LeoTuesday, October 19, 2021
Arakel Grigori Babakhanian (14 April [O.S. 2 April] 1860 – 14 November 1932) was an Armenian historian, publicist, writer, critic and professor of Yerevan State University. He is best known for authoring a multi-volume work on the history of Armenia. Leo adopted a critical stance in examining some of the most important issues in Armenian history, literature and contemporary problems of the early 20th century.
Leo was born on 14 April 1860 in the city of Shusha/Shushi, then a part of the Russian Empire. He graduated from the local school there in 1878. Due to the death of his father Grigor, Leo was unable to attend university and stayed in the region to support his family. He took up several jobs in Shusha and Baku as a notary clerk, telegraph operator, and the manager of a publishing press called Aror (Wooden Plough). From 1895 to 1906, Leo worked as a journalist and secretary in Tiflis for the influential Armenian-language newspaper Mshak (Tiller). Leo would later become the editor of Mshak in 1918. In 1906, he began teaching at the Gevorgian Theological Seminary at Ejmiatsin, although he returned to Tiflis a year later, dedicating himself to academic work.
Politically, Leo was opposed to the policies of the Armenian Dashnaktsutyun political party and was a member of the Populist (Zhoghovrdakan) Party, joining it in 1917. Other prominent positions Leo held include being an adviser to the delegation of the Seim of the Transcaucasian Democratic Federative Republic, which held negotiations with the Ottomans in Trabzon in March 1918, and the president of the Karabakh Armenian Patriotic Association from 1918 to 1920.

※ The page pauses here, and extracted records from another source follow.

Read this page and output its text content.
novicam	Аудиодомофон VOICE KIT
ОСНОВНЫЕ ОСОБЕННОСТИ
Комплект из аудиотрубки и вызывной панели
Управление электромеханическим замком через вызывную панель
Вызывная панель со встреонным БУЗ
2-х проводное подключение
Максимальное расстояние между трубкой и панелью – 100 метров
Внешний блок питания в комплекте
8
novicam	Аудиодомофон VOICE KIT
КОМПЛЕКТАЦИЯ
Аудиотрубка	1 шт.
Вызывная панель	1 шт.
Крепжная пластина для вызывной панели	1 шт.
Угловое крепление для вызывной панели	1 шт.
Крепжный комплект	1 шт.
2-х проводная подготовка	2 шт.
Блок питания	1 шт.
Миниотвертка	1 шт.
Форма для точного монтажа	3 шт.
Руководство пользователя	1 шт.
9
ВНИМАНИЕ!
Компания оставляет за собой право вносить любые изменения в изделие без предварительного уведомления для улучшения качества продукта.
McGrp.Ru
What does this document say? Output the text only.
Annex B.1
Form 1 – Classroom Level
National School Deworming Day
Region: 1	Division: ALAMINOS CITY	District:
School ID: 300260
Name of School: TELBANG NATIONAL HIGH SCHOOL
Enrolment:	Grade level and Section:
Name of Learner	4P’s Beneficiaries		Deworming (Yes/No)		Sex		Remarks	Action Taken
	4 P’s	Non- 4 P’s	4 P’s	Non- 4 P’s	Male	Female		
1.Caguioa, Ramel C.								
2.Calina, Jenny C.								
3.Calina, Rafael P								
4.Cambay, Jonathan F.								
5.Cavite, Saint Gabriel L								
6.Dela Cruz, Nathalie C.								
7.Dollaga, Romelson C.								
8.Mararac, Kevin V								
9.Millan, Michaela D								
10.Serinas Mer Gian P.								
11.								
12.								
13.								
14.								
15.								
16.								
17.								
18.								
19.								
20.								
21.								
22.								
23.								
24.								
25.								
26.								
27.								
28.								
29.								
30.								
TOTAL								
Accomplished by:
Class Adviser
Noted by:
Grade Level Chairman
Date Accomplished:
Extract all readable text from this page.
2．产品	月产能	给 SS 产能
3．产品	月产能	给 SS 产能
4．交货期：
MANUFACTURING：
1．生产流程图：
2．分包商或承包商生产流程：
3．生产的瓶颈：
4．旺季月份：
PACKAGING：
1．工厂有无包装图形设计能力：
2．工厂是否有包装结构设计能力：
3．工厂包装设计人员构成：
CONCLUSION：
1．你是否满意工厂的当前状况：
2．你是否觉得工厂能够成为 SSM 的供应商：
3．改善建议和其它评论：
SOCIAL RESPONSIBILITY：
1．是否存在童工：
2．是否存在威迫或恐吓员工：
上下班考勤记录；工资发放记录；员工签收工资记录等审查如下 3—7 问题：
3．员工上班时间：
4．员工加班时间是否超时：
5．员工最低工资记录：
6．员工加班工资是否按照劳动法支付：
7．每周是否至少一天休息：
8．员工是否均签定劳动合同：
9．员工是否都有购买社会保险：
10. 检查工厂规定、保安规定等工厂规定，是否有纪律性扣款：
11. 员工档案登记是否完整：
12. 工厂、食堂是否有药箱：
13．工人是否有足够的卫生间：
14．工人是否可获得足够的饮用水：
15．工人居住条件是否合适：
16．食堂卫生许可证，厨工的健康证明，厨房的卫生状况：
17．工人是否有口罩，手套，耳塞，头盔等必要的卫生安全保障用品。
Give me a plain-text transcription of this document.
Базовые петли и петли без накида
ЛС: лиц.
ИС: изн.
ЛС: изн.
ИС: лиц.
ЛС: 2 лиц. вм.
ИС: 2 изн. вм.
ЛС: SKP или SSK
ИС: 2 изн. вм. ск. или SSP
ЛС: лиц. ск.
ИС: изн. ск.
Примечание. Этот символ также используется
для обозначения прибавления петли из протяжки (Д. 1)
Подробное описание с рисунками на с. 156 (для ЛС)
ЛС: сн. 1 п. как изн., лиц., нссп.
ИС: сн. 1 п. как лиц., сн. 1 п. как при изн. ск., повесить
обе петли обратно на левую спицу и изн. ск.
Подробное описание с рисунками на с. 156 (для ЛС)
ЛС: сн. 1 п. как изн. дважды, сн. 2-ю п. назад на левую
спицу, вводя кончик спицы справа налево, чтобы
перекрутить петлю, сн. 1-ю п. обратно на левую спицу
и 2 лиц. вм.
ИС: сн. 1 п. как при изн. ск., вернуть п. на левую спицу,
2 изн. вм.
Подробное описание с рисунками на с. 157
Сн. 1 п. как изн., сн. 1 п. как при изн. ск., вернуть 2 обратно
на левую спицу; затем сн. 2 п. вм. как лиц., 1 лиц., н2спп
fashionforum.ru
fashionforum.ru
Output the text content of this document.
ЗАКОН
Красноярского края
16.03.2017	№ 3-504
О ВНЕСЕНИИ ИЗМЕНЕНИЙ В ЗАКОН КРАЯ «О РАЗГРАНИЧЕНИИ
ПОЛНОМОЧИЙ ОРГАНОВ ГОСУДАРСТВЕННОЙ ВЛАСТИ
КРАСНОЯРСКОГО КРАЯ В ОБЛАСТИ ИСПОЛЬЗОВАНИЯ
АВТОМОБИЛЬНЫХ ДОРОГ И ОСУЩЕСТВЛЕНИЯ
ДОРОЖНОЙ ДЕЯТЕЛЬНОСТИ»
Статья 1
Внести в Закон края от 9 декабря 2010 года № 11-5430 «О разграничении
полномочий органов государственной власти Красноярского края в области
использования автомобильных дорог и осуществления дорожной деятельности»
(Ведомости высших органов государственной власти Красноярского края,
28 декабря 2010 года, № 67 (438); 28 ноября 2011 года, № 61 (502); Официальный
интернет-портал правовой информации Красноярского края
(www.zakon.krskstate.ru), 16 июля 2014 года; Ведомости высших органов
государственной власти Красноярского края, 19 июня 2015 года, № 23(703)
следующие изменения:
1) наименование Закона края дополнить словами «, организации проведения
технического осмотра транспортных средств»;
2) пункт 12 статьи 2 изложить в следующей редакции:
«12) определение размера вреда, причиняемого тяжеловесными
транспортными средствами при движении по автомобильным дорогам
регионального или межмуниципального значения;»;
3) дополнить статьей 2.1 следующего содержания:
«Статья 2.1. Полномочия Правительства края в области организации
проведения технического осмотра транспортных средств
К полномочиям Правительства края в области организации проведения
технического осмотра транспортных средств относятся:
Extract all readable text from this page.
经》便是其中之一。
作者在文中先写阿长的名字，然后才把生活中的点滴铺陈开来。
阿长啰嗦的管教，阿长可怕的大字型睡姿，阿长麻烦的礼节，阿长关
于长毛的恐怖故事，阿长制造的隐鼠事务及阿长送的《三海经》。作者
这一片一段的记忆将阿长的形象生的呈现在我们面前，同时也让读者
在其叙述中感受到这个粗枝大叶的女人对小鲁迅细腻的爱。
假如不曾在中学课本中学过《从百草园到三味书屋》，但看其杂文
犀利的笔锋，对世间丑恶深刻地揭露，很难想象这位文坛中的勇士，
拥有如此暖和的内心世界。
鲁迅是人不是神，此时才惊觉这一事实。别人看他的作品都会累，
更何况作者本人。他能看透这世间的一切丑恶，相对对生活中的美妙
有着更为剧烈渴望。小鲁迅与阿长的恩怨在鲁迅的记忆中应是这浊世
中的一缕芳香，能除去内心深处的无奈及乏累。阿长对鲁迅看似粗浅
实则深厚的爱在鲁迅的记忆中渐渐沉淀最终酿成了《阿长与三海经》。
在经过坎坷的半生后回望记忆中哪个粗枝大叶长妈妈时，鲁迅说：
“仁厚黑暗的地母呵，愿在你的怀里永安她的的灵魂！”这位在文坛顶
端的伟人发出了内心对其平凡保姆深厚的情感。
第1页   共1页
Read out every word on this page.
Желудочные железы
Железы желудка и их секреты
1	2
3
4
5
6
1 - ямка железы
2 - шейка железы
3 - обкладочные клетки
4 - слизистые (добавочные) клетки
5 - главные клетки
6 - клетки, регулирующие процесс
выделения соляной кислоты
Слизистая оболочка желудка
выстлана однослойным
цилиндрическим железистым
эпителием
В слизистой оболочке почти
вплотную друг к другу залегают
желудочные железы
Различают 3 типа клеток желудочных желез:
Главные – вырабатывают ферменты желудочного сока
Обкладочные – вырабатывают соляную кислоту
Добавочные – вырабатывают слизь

Leo's education and knowledge was based almost solely on self-erudition. He had welcomed the sovietization of Armenia in 1920 and offered his services to the newly established state. Though he had lectured there during the fall term of 1919, it was only in 1924 that he was formally offered a position of professor at Yerevan State University in the field of Armenian studies. He already had worked for numerous publishing houses and published several books on Armenian history but his three-volume work, History of Armenia (Patmut'yun Hayots', vol. 1 originally published in Tiflis, 1917; vols. 2 and 3, Yerevan, 1946–1947; republished in 1966-73), is the most noteworthy. After Soviet Russian writer Andrei Bitov visited Yerevan in 1960, he remarked that "he did not enter any house which did not have the familiar three volumes of Leo's History of Armenia." His work traces Armenian history from its beginnings until the end of the nineteenth century, with the exception of the period stretching from the eleventh to the fifteenth centuries (the third volume begins with the sixteenth century, whereas the second volume had ended in the eleventh). It devotes particular importance to the political, cultural and social issues that surrounded Armenian life and the role that Armenia's neighbors played in the country's history.